The Civil Rights Division is resolutely committed to upholding the First Amendment’s first freedoms in our university and college communities.  Our goal is to ensure that all college students remain free to participate in the robust and open exchange of ideas at the bedrock of our Constitutional system.  The Division’s tools to pursue this goal are powerful but limited.  Congress has authorized us to file statements of interest in court, but only in lawsuits filed by some other party.  To date, we have filed statements of interest in four cases challenging unconstitutional campus speech codes.  We remain on the lookout for more meritorious and appropriate cases and ask you to bring those cases to us if you have them.

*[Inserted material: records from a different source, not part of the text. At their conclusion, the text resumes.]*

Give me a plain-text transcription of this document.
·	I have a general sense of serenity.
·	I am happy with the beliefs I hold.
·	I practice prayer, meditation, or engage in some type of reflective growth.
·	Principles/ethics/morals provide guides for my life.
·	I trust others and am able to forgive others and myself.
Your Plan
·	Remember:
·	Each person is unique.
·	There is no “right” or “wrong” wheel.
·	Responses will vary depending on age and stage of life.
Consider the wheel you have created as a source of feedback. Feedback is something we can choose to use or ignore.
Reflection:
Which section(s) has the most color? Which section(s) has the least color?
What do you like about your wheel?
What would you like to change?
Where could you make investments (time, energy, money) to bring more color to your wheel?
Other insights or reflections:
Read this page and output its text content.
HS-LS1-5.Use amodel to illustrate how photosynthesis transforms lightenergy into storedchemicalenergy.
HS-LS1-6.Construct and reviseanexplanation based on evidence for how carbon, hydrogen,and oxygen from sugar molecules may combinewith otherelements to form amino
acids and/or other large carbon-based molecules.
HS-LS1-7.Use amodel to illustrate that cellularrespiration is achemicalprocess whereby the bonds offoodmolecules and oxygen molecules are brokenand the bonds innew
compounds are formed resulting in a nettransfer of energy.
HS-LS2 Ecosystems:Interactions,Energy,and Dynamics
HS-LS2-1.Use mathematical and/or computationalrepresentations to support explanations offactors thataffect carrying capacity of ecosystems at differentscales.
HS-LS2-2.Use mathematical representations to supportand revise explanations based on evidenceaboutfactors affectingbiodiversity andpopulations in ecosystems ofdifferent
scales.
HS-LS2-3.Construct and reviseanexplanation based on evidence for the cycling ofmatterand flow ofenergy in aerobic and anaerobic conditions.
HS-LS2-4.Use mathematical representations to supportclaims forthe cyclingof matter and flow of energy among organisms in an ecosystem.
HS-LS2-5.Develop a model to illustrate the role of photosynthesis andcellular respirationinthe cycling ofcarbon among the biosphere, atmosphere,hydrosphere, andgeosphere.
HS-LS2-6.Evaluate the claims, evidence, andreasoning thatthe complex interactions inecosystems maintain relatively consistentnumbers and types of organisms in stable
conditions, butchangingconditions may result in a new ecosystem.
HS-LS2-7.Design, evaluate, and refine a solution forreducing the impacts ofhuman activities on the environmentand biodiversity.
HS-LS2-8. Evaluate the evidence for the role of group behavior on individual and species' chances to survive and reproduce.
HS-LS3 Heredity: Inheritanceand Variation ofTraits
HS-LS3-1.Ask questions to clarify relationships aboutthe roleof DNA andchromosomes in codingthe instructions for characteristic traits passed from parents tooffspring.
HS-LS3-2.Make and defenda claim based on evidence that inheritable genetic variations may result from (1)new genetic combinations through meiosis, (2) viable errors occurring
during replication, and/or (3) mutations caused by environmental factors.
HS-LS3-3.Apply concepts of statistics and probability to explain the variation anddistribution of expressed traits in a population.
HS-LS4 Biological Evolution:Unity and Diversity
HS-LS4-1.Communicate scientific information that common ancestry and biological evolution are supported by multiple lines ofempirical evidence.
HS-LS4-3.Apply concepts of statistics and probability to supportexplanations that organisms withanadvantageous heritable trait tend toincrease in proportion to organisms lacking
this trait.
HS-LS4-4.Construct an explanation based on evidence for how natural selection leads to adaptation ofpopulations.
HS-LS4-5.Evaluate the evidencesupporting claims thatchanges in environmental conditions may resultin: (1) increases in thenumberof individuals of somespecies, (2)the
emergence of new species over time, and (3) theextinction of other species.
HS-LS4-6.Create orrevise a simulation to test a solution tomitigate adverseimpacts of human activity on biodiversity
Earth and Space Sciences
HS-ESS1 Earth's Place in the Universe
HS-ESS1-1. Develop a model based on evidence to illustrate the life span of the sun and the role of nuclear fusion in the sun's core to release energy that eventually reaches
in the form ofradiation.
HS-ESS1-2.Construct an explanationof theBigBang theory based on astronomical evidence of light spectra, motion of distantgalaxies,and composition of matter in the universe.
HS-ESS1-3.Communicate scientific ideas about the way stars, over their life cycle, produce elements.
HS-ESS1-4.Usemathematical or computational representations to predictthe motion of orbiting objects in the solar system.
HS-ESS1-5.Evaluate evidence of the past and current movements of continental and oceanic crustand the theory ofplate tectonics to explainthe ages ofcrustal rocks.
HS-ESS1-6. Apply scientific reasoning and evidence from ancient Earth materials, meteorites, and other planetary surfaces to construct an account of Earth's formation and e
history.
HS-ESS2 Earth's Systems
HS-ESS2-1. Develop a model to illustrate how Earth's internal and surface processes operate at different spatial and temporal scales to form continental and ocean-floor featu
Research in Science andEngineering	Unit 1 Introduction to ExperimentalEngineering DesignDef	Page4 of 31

Some may be skeptical of the Division’s motives or the cases in which we have gotten involved.  To you I say: the simple brilliance of the First Amendment is its unyielding universality.  Whenever the First Amendment protects speech of any ideology, it protects the speech of all ideologies.  It is no less repugnant to the First Amendment when a junior college in Joliet, Illinois tells a socialist student that she cannot distribute anti-capitalist flyers than it is when a community college in Los Angeles, California tells a libertarian student that he cannot distribute pocket Constitutions.  We filed a statement in the Los Angeles case opposing the college’s motion to dismiss.  The Joliet case, however, was settled by the parties before our opportunity to file a statement arose.

We in the Civil Rights Division are proud to stand on the side of the First Amendment on behalf of students, faculty, staff, groups, and anyone else whose speech has been stifled, stymied, sanctioned, or suppressed by unconstitutional campus speech codes.  Together we can restore the tradition of free and elevated discourse on campus and make our university and college communities more free, more fair, more open, more equal, and more just.  

We at the Department of Justice are honored to be led in these efforts by an exemplary and esteemed public servant.  Throughout his career, Attorney General Sessions has fought to uphold the First Amendment’s first freedoms on behalf of all Americans.  He has led the Department with uncompromising principle and undaunted integrity.  Please join me in welcoming the 84th Attorney General of the United States, the Honorable Jeff Sessions.